The ACLU has "adopted a schizophrenic approach to anti-discrimination laws, challenging those laws meant to protect Jewish Americans" while "defending all other anti-discrimination laws, even those that compel speech that violates the religious beliefs of many Americans," said the Zachor Legal Institute’s Marc Greendorfer, whose group compiled a report outlining the advocacy efforts of the ACLU in recent years.
The Zachor Legal Institute report noted that the ACLU objected to people linking COVID-19 to China last year due to fears that anti-China commentary would lead to hate crimes against Asian Americans.
ACLU deputy legal director Cecillia Wang wrote last year that terms such as "Wuhan virus" could "lead to dangerous scapegoating and widespread ignorance, just when accurate public health information is critically needed" and encourage "racism and overt acts of harassment and violence against Asian Americans."
ACLU staffers have also spoken out in favor of BDS and partnered with BDS activist groups.
Jamil Dakwar, the director of the ACLU’s Human Rights Program, wrote that the boycott of Israel "is not only a constitutionally protected right, but also the right thing to do" in a 2019 Twitter post. He also co-wrote a pro-BDS op-ed for Haaretz in 2016, which argued "Only BDS Can Force Israel to Prove It's a Democracy for Its Arab Citizens Too."
ACLU senior staff attorney Brian Hauss, who has worked on BDS lawsuits for the group, has given speeches to multiple pro-BDS organizations, including a May 2019 event called "The Right to Boycott: BDS & Your Civil Liberties," according to the Zachor Legal Institute. The event was cosponsored by the Samidoun Palestinian Prisoner Solidarity Network, which was designated as a terrorist group by Israel last February, according to the report.
The ACLU also mounted legal challenges against anti-BDS laws in multiple states and drew criticism from lawmakers who support the anti-boycott legislation.
In 2018, the group filed a lawsuit on behalf of the Arkansas Times, challenging an Arkansas law that required government contractors to refrain from boycotts of Israel or face a financial penalty. The lawsuit was dismissed by the lower court, but an appeals court subsequently sided with the ACLU.
The state appealed the ruling, and the case is now scheduled for a hearing on Sept. 22 before the full panel of judges on the Eighth Circuit Court of Appeals—a rare occurrence that could set case law on the BDS movement for years to come, according to legal experts involved in the issue.
Joseph Sabag, executive director of the Israeli American Council’s IAC for Action and one of the architects of state-level anti-BDS laws, called the upcoming decision "the single most important ruling on the matter to date," noting that "this ruling is likely to stand as the highest-level ruling on this issue for some time to come."
Arkansas state representative Jim Dotson (R.) told the Free Beacon that the ACLU "is trying to tear down a law that passed overwhelmingly in Arkansas and most other states because [the laws] protect our economies and our citizens’ quality of life."

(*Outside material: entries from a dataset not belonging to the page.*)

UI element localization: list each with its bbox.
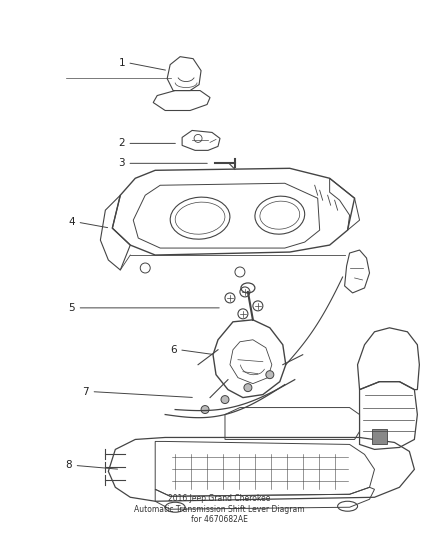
- Text: 3: 3: [118, 158, 125, 168]
- Text: 7: 7: [82, 386, 89, 397]
- Text: 1: 1: [118, 58, 125, 68]
- Circle shape: [266, 370, 274, 378]
- Text: 5: 5: [68, 303, 75, 313]
- Circle shape: [221, 395, 229, 403]
- Text: 2016 Jeep Grand Cherokee
Automatic Transmission Shift Lever Diagram
for 4670682A: 2016 Jeep Grand Cherokee Automatic Trans…: [134, 495, 304, 524]
- Circle shape: [201, 406, 209, 414]
- Polygon shape: [371, 430, 388, 445]
- Text: 4: 4: [68, 217, 75, 227]
- Circle shape: [244, 384, 252, 392]
- Text: 8: 8: [66, 461, 72, 470]
- Text: 2: 2: [118, 139, 125, 148]
- Text: 6: 6: [170, 345, 177, 355]
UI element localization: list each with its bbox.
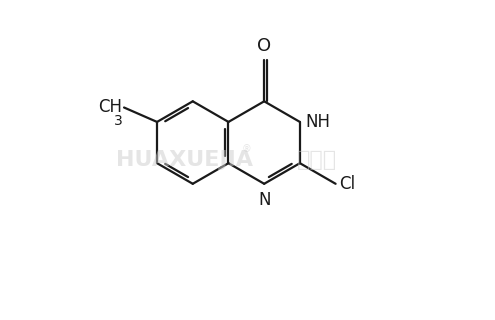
Text: HUAXUEJIA: HUAXUEJIA [115, 150, 252, 170]
Text: 化学加: 化学加 [297, 150, 338, 170]
Text: CH: CH [99, 98, 122, 116]
Text: ®: ® [242, 144, 251, 154]
Text: Cl: Cl [340, 175, 355, 193]
Text: O: O [257, 37, 271, 55]
Text: N: N [258, 191, 270, 209]
Text: NH: NH [305, 113, 331, 131]
Text: 3: 3 [114, 115, 122, 128]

"Tolerating the boycott of business with Israel would not just be an economic blow to U.S. citizens, but also a material setback to their everyday wellbeing," Dotson said. "It is critical that trade with Israel be protected from commercial attacks, especially because of the vital economic sectors it covers, such as pharmaceuticals, water desalinization, agriculture, disaster relief, avionics, technology research and development, and all aspects of the health sciences."